Het EESC pleit voor een strak geleide toeristische sector, om het toerisme milieuvriendelijker en inclusiever te maken. Het Comité wil erop wijzen dat het bedrijfsleven, de sociale partners en het maatschappelijk middenveld hierbij steun van onschatbare waarde kunnen verlenen.

5.4.3

Het EESC vindt dat de cruisesector een grotere rol moet krijgen, beter moet worden beheerd en deel moet gaan uitmaken van het toeristisch product, en is voorstander van meer aandacht voor maritiem toerisme d.m.v. nieuwe beleidsinitiatieven en de Europa 2020-doelstellingen, zulks in het kader van de pogingen van de Commissie om een geïntegreerde strategie voor kust- en maritiem toerisme te ontwikkelen.

5.4.4

Het EESC zou graag zien dat culturele en archeologische aspecten beter worden geïntegreerd in toeristische activiteiten. Het toerisme moet worden gediversifieerd en moet ook andere activiteiten omvatten, zoals conferenties, eco- en agrotoerisme, themaproducten en -reizen, alsook academische, zaken- en creatieve reizen. Het EESC is stellig van mening dat bij alle toeristische activiteiten moet worden uitgegaan van de beginselen van het „universeel ontwerp”.

5.4.5

Het EESC is van oordeel dat de macroregionale strategie belanghebbenden uit de toeristische sector moet helpen interne en externe uitdagingen, zoals toenemende concurrentie van andere bestemmingen en seizoenschommelingen, het hoofd te bieden en nieuwe markten aan te boren die tot dusver door de toerisme-industrie zijn genegeerd, zoals toeristen met een handicap en oudere toeristen, door bij het uitwerken van regionale geïntegreerde actieplannen voor territoriale ontwikkeling uit te gaan van goede praktijkvoorbeelden.

Brussel, 21 januari 2014.

De voorzitter van het Europees Economisch en Sociaal Comité

Henri MALOSSE


(1)  Verkennend advies van het EESC over De uitstippeling van een macroregionale strategie in het Middellandse Zeegebied — voordelen voor eiland-lidstaten, PB C 44 van 15.2.2013, blz. 1.

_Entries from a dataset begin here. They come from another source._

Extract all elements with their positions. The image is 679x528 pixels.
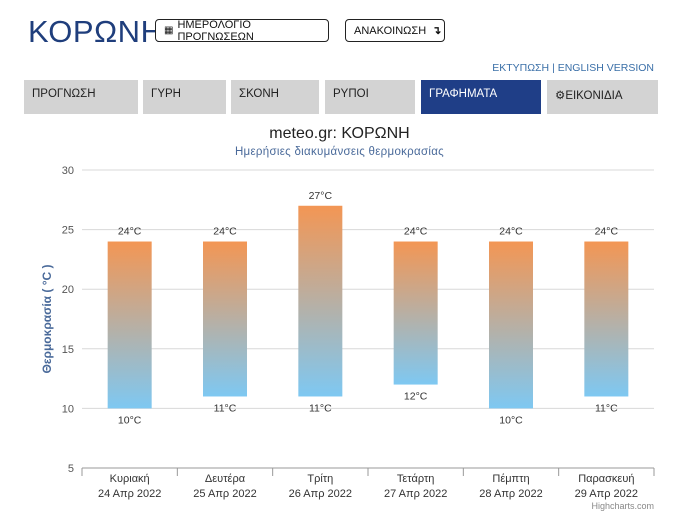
tab-label: ΡΥΠΟΙ <box>333 88 369 100</box>
x-tick-label-day: Παρασκευή <box>578 473 634 485</box>
x-tick-label-date: 26 Απρ 2022 <box>289 488 352 500</box>
tab-label: ΓΥΡΗ <box>151 88 181 100</box>
low-temp-label: 10°C <box>118 414 142 426</box>
temperature-bar <box>584 241 629 397</box>
tab-label: ΕΙΚΟΝΙΔΙΑ <box>565 90 623 102</box>
calendar-button[interactable]: ▦ ΗΜΕΡΟΛΟΓΙΟ ΠΡΟΓΝΩΣΕΩΝ <box>155 18 329 43</box>
high-temp-label: 24°C <box>595 226 619 238</box>
x-tick-label-day: Δευτέρα <box>205 473 246 485</box>
low-temp-label: 11°C <box>309 402 332 414</box>
tab-forecast[interactable]: ΠΡΟΓΝΩΣΗ <box>24 80 138 114</box>
chart-subtitle: Ημερήσιες διακυμάνσεις θερμοκρασίας <box>234 146 445 158</box>
y-tick-label: 25 <box>62 225 74 237</box>
chart-credits[interactable]: Highcharts.com <box>591 501 654 511</box>
x-tick-label-day: Πέμπτη <box>492 473 529 485</box>
temperature-bar <box>393 241 438 385</box>
x-tick-label-day: Τρίτη <box>307 473 333 485</box>
calendar-icon: ▦ <box>164 25 174 36</box>
top-links: ΕΚΤΥΠΩΣΗ | ENGLISH VERSION <box>492 62 654 74</box>
y-tick-label: 10 <box>62 403 74 415</box>
temperature-bar <box>298 205 343 397</box>
temperature-range-chart: 24°C 10°C 24°C 11°C 27°C 11°C 24°C 12°C 24°C 10°C… <box>40 165 655 500</box>
temperature-bar <box>203 241 247 397</box>
chart-title: meteo.gr: ΚΟΡΩΝΗ <box>269 125 410 142</box>
tab-dust[interactable]: ΣΚΟΝΗ <box>231 80 319 114</box>
low-temp-label: 12°C <box>404 391 428 403</box>
y-tick-label: 30 <box>62 165 74 177</box>
high-temp-label: 24°C <box>118 226 142 238</box>
low-temp-label: 10°C <box>499 414 523 426</box>
tab-label: ΠΡΟΓΝΩΣΗ <box>32 88 96 100</box>
x-tick-label-date: 27 Απρ 2022 <box>384 488 447 500</box>
return-arrow-icon: ↴ <box>432 25 442 37</box>
low-temp-label: 11°C <box>214 402 237 414</box>
tab-pollen[interactable]: ΓΥΡΗ <box>143 80 226 114</box>
site-title[interactable]: ΚΟΡΩΝΗ <box>28 14 164 49</box>
low-temp-label: 11°C <box>595 402 618 414</box>
y-tick-label: 20 <box>62 284 74 296</box>
high-temp-label: 24°C <box>404 226 428 238</box>
tab-charts[interactable]: ΓΡΑΦΗΜΑΤΑ <box>421 80 541 114</box>
announcement-button[interactable]: ΑΝΑΚΟΙΝΩΣΗ ↴ <box>345 19 445 42</box>
print-link[interactable]: ΕΚΤΥΠΩΣΗ <box>492 62 550 74</box>
link-separator: | <box>552 62 555 74</box>
high-temp-label: 27°C <box>309 190 333 202</box>
y-tick-label: 15 <box>62 344 74 356</box>
temperature-bar <box>107 241 152 409</box>
high-temp-label: 24°C <box>499 226 523 238</box>
tab-label: ΓΡΑΦΗΜΑΤΑ <box>429 88 498 100</box>
x-tick-label-day: Τετάρτη <box>397 473 435 485</box>
announcement-button-label: ΑΝΑΚΟΙΝΩΣΗ <box>354 24 427 37</box>
x-tick-label-date: 25 Απρ 2022 <box>193 488 256 500</box>
high-temp-label: 24°C <box>213 226 237 238</box>
x-tick-label-date: 24 Απρ 2022 <box>98 488 161 500</box>
y-axis-label: Θερμοκρασία ( °C ) <box>40 265 54 374</box>
x-tick-label-date: 29 Απρ 2022 <box>575 488 638 500</box>
gear-icon: ⚙ <box>555 90 566 102</box>
calendar-button-label: ΗΜΕΡΟΛΟΓΙΟ ΠΡΟΓΝΩΣΕΩΝ <box>177 18 254 43</box>
x-tick-label-date: 28 Απρ 2022 <box>479 488 542 500</box>
tab-pollutants[interactable]: ΡΥΠΟΙ <box>325 80 415 114</box>
y-tick-label: 5 <box>68 463 74 475</box>
temperature-bar <box>489 241 533 409</box>
english-version-link[interactable]: ENGLISH VERSION <box>557 62 654 74</box>
tab-icons[interactable]: ⚙ΕΙΚΟΝΙΔΙΑ <box>547 80 658 114</box>
x-tick-label-day: Κυριακή <box>110 473 150 485</box>
tab-label: ΣΚΟΝΗ <box>239 88 279 100</box>
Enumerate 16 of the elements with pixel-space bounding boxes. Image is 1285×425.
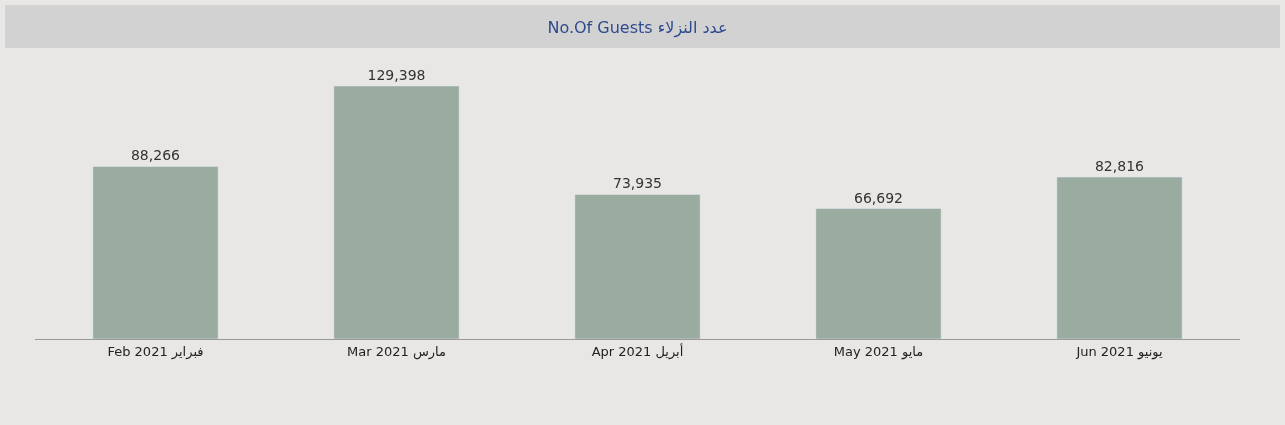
bar	[92, 166, 219, 339]
data-label: 88,266	[130, 147, 181, 164]
x-tick-label: Jun 2021 يونيو	[1075, 343, 1164, 360]
x-tick-label: Feb 2021 فبراير	[107, 343, 204, 360]
data-label: 82,816	[1094, 158, 1145, 175]
data-label: 73,935	[613, 175, 662, 192]
data-label: 129,398	[367, 66, 426, 83]
x-tick-label: Apr 2021 أبريل	[591, 342, 684, 360]
bar	[1056, 176, 1183, 339]
bar	[333, 85, 460, 339]
chart-title: No.Of Guests عدد النزلاء	[547, 17, 728, 38]
x-tick-label: May 2021 مايو	[833, 343, 924, 360]
bar	[574, 194, 701, 339]
data-label: 66,692	[854, 189, 903, 206]
x-tick-label: Mar 2021 مارس	[347, 343, 446, 360]
bar	[815, 208, 942, 339]
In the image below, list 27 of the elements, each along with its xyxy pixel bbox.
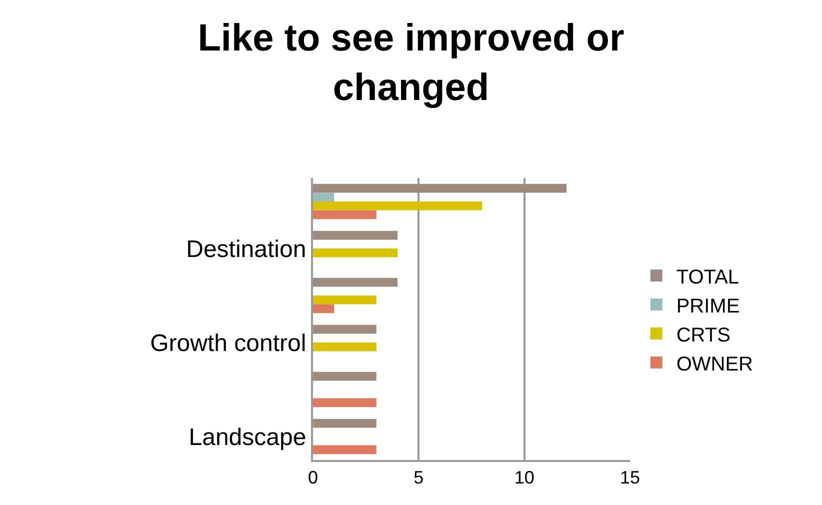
bar — [313, 296, 376, 304]
chart-title: Like to see improved or changed — [198, 18, 624, 109]
y-tick-label: Growth control — [150, 330, 306, 357]
y-tick-label: Destination — [186, 236, 306, 263]
bar — [313, 445, 376, 454]
bar — [313, 372, 376, 381]
x-tick-label: 5 — [414, 468, 424, 488]
y-tick-label: Landscape — [188, 424, 306, 451]
bar — [313, 304, 334, 314]
x-tick-label: 0 — [308, 468, 318, 488]
bar — [313, 398, 376, 408]
bar — [313, 230, 398, 240]
bar — [313, 210, 376, 220]
x-tick-label: 15 — [620, 468, 640, 488]
bar — [313, 418, 376, 428]
legend-label: CRTS — [676, 324, 730, 346]
bar — [313, 184, 567, 193]
bar — [313, 248, 398, 258]
bar — [313, 202, 482, 210]
bar — [313, 192, 334, 202]
legend-label: OWNER — [676, 353, 754, 376]
bar — [313, 342, 376, 352]
legend-label: TOTAL — [676, 266, 739, 288]
bar — [313, 324, 376, 334]
x-tick-label: 10 — [514, 468, 534, 488]
legend-label: PRIME — [676, 295, 740, 318]
bar — [313, 278, 398, 287]
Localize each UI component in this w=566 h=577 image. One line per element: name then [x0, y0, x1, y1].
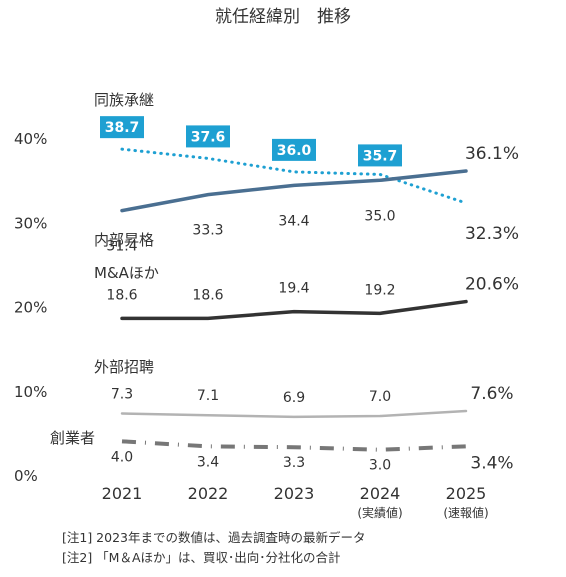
- data-label: 6.9: [283, 390, 305, 406]
- series-name: M&Aほか: [94, 264, 159, 282]
- series-line: [120, 299, 468, 321]
- data-label-box: [272, 138, 316, 161]
- data-label: 31.4: [106, 239, 137, 255]
- data-label: 4.0: [111, 449, 133, 465]
- data-label-box: [100, 116, 144, 139]
- y-tick-label: 0%: [14, 467, 38, 485]
- series-name: 内部昇格: [94, 231, 154, 249]
- data-label: 3.3: [283, 455, 305, 471]
- data-label: 20.6%: [465, 275, 519, 295]
- data-label: 34.4: [278, 213, 309, 229]
- data-label: 35.7: [363, 148, 398, 164]
- x-tick-label: 2024: [360, 484, 401, 503]
- data-label: 35.0: [364, 208, 395, 224]
- data-label: 7.3: [111, 387, 133, 403]
- y-tick-label: 10%: [14, 383, 47, 401]
- x-tick-sublabel: (速報値): [443, 505, 488, 520]
- data-label: 37.6: [191, 129, 226, 145]
- y-axis: 0% 10% 20% 30% 40%: [14, 130, 47, 485]
- series-line: [121, 439, 467, 452]
- data-label: 36.1%: [465, 144, 519, 164]
- series-name: 外部招聘: [94, 358, 154, 376]
- x-tick-sublabel: (実績値): [357, 505, 402, 520]
- series-line: [120, 409, 468, 419]
- series-name: 同族承継: [94, 91, 154, 109]
- data-label: 38.7: [105, 120, 140, 136]
- series-lines: [120, 147, 468, 452]
- y-tick-label: 30%: [14, 214, 47, 232]
- x-tick-label: 2022: [188, 484, 229, 503]
- data-label: 7.1: [197, 388, 219, 404]
- data-label: 3.4: [197, 454, 219, 470]
- series-line: [120, 147, 468, 205]
- note-1: [注1] 2023年までの数値は、過去調査時の最新データ: [62, 530, 366, 545]
- y-tick-label: 40%: [14, 130, 47, 148]
- data-label: 19.2: [364, 282, 395, 298]
- data-label: 3.0: [369, 458, 391, 474]
- data-label: 7.6%: [470, 384, 513, 404]
- data-label: 18.6: [106, 287, 137, 303]
- data-label: 19.4: [278, 281, 309, 297]
- chart-title: 就任経緯別 推移: [215, 7, 351, 27]
- data-label: 7.0: [369, 389, 391, 405]
- data-label: 3.4%: [470, 453, 513, 473]
- x-tick-label: 2025: [446, 484, 487, 503]
- series-name: 創業者: [50, 429, 95, 447]
- series-line: [120, 169, 468, 213]
- y-tick-label: 20%: [14, 299, 47, 317]
- data-label: 36.0: [277, 143, 312, 159]
- x-axis: 2021 2022 2023 2024 (実績値) 2025 (速報値): [102, 484, 489, 520]
- data-labels: 38.7 37.6 36.0 35.7 32.3% 31.4 33.3 34.4 35.0 36.…: [100, 116, 519, 474]
- data-label-box: [358, 144, 402, 167]
- data-label: 33.3: [192, 223, 223, 239]
- data-label: 32.3%: [465, 224, 519, 244]
- note-2: [注2] 「M＆Aほか」は、買収･出向･分社化の合計: [62, 550, 341, 565]
- x-tick-label: 2021: [102, 484, 143, 503]
- data-label-box: [186, 125, 230, 148]
- data-label: 18.6: [192, 287, 223, 303]
- x-tick-label: 2023: [274, 484, 315, 503]
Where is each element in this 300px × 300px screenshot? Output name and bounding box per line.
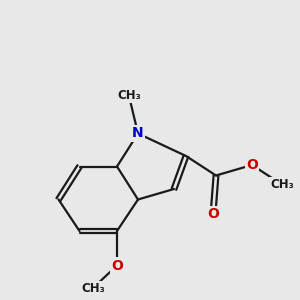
Text: O: O <box>246 158 258 172</box>
Text: CH₃: CH₃ <box>117 89 141 103</box>
Text: CH₃: CH₃ <box>270 178 294 191</box>
Text: CH₃: CH₃ <box>81 281 105 295</box>
Text: N: N <box>132 127 144 140</box>
Text: O: O <box>111 259 123 272</box>
Text: O: O <box>207 208 219 221</box>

(2)  Zie Verordening (EG) nr. 1638/2006 van het Europees Parlement en de Raad van 24 oktober 2006 houdende algemene bepalingen tot invoering van een Europees nabuurschaps- en partnerschapsinstrument, PB L 310 van 9.11.2006, blz. 1.

(3)  http://www.interact-eu.net/about_us/about_interact/22/2911;

http://www.interact-eu.net/ipvalencia/ipvalencia/117/619 (speciale antenne voor het Middellandse Zeegebied in Valencia).

(4)  Mededeling van de Commissie aan het Europees Parlement, de Raad, het Europees Economisch en Sociaal Comité en het Comité van de Regio's — Asielbeleidsplan — Een geïntegreerde aanpak van bescherming in de hele EU, COM(2008) 360 final.

(5)  Initiatiefadvies van het EESC over Niet-reguliere immigratie over zee in de Euromediterrane regio, PB C 67 van 6.03.2014, blz. 32.

(6)  COM(2010) 715 final.

(7)  COM(2009) 248 final.

(8)  Conclusies van de Europese Raad EUCO 205/12/, 14 december 2012.

(9)  Four pillars: an indicative structure for action, overeengekomen door acht ministers van Buitenlandse Zaken en eurocommissaris Hahn in november 2012.

(10)  Europees Parlement: Verslag over een visserijstrategie voor de Adriatische en Ionische Zee, (2012/2261 (INI), A7-0234/2013.

(11)  COM(2011) 884 final.

(12)  COM (2012) 713 final.

(13)  Richtlijn 2000/60/EG van het Europees Parlement en de Raad van 23 oktober 2000.

(14)  Volgens de UNWTO zal de toeristenstroom wereldwijd met gemiddeld 3,3% per jaar toenemen tot het jaar 2030. Voor meer conclusies uit het UNWTO-verslag voor 2012, zie WWW.UNWTO.org. Meer dan de helft van de internationale toeristen doet Europa aan, dat hiermee de snelst groeiende toeristische regio ter wereld is.